The highest single-play score on record is 392 points for ‘caziques’
Nowhere is this more apparent than in the cut-throat world of competitive Scrabble. English is very much a second language for some top players – the highest single-play score on record is 392 points for ‘caziques’ (ancient Mexican princes), as laid down by a Kurdish Scrabble buff named Dr Karl Khoshnaw at a match in Manchester on 1982. Not that the tiles on a board bear much similarity to the English we use in our daily lives. When Paul Allan became 2013’s British Scrabble champ, for instance, he did so with a string of esoteric words like ‘coniines’ (a poison found in hemlock) and ‘bandura’ (a Ukrainian lute).
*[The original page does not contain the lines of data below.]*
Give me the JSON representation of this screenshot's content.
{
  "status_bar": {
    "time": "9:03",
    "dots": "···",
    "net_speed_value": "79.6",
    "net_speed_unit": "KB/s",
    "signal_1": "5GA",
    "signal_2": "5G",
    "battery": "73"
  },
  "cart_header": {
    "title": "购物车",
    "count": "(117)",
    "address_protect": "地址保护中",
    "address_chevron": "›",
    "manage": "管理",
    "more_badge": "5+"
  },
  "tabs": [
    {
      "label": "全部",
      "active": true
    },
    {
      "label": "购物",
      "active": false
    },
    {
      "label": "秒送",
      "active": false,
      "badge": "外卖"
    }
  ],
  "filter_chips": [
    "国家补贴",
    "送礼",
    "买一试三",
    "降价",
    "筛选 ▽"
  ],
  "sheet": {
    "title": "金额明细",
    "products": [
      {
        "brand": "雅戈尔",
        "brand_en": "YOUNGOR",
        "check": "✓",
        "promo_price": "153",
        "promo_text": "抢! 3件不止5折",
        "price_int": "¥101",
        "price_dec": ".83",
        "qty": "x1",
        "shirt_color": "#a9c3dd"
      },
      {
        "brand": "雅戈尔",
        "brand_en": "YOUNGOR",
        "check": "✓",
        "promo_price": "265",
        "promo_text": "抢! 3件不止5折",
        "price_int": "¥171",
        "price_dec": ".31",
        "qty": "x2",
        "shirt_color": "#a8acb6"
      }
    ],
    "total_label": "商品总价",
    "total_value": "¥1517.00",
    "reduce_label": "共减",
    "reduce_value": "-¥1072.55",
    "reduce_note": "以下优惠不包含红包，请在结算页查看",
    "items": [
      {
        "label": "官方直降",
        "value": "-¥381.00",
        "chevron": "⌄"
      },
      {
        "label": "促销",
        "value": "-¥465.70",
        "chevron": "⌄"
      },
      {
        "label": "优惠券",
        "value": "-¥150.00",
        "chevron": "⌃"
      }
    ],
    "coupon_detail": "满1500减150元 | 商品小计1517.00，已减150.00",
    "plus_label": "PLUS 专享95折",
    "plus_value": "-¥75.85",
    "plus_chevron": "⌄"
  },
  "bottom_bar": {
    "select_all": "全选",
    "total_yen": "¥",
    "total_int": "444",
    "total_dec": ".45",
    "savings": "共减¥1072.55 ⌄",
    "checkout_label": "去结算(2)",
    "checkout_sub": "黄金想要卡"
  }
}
They don’t drug test at tournaments but as Stefan Fatsis observes in his book Word Freak, if they did, some players would probably be banned for life. Other cheats are harder to pull off. The tiles used competitively, for instance, are specially manufactured to prevent competitors from ‘brailling’ – trying to feel what the letters are as they pull them from the bag. The bag itself, incidentally, must be held at eye level or higher – just one of the specifications in a rulebook that’s over 20 pages long.
The letterati, as Paul McCarthy dubs them in the title of his book about the scene, keep lists of the letters they’ve played to help them figure out what might be on their opponent’s rack. Their world has its own terminology, too – ‘coffeehousing’ is the frowned-upon practice of chatting during a game to throw your opponent off. A ‘bingo’ is when you use all seven letters at once for a 50-point bonus. A ‘phony’ is a word that isn’t a word – at least, not according to the official word lists, of which there are two – one for North America, another for the UK.
Meanwhile, the on-going evolution of the English language has changed the game – so much so that in 2013, it was suggested that the Scrabble tiles be revalued. Even in Butts’s day, the scoring system proved controversial, with players complaining that it favoured journalese rather than spoken English. Since then, a host of words like qi, xi, xu, ki, zo and, yes, za have invaded the Scrabble dictionary, and that’s left certain letters overvalued, argued researcher Joshua Lewis. To prove it, he invented a software programme named Valett that recalculated each letter’s value. It demoted eight-point X to five points and 10-point Z to six, with Q retaining its 10.
Scrabble fans are among the world’s most devoted
Needless to say, Lewis’s suggested revaluations caused uproar. Scrabble fans, it turns out, are among the world’s most devoted. Not that its manufacturers haven’t continued to underestimate the scope of the game’s appeal. Too slow off the mark with their own online and mobile versions, they’ve been trumped by the likes of the decidedly Scrabble-like Scrabulous and Words with Friends.
As for Butts, he received $265,000 in 1972 when Selchow & Righter, having turned down the game years earlier, bought Brunot out. Brunot himself walked away with $1.3 million but easy-going Butts apparently didn’t mind. He gave away a third of all his earnings from royalties and had enough to buy the farmhouse in upstate New York where he grew up, and where he died in 1993, aged 93. In his late seventies, he’d created a second game. It, too, was a word game, though its choice of name shows that he remained anything but a word man. Alfred’s Other Game he called it.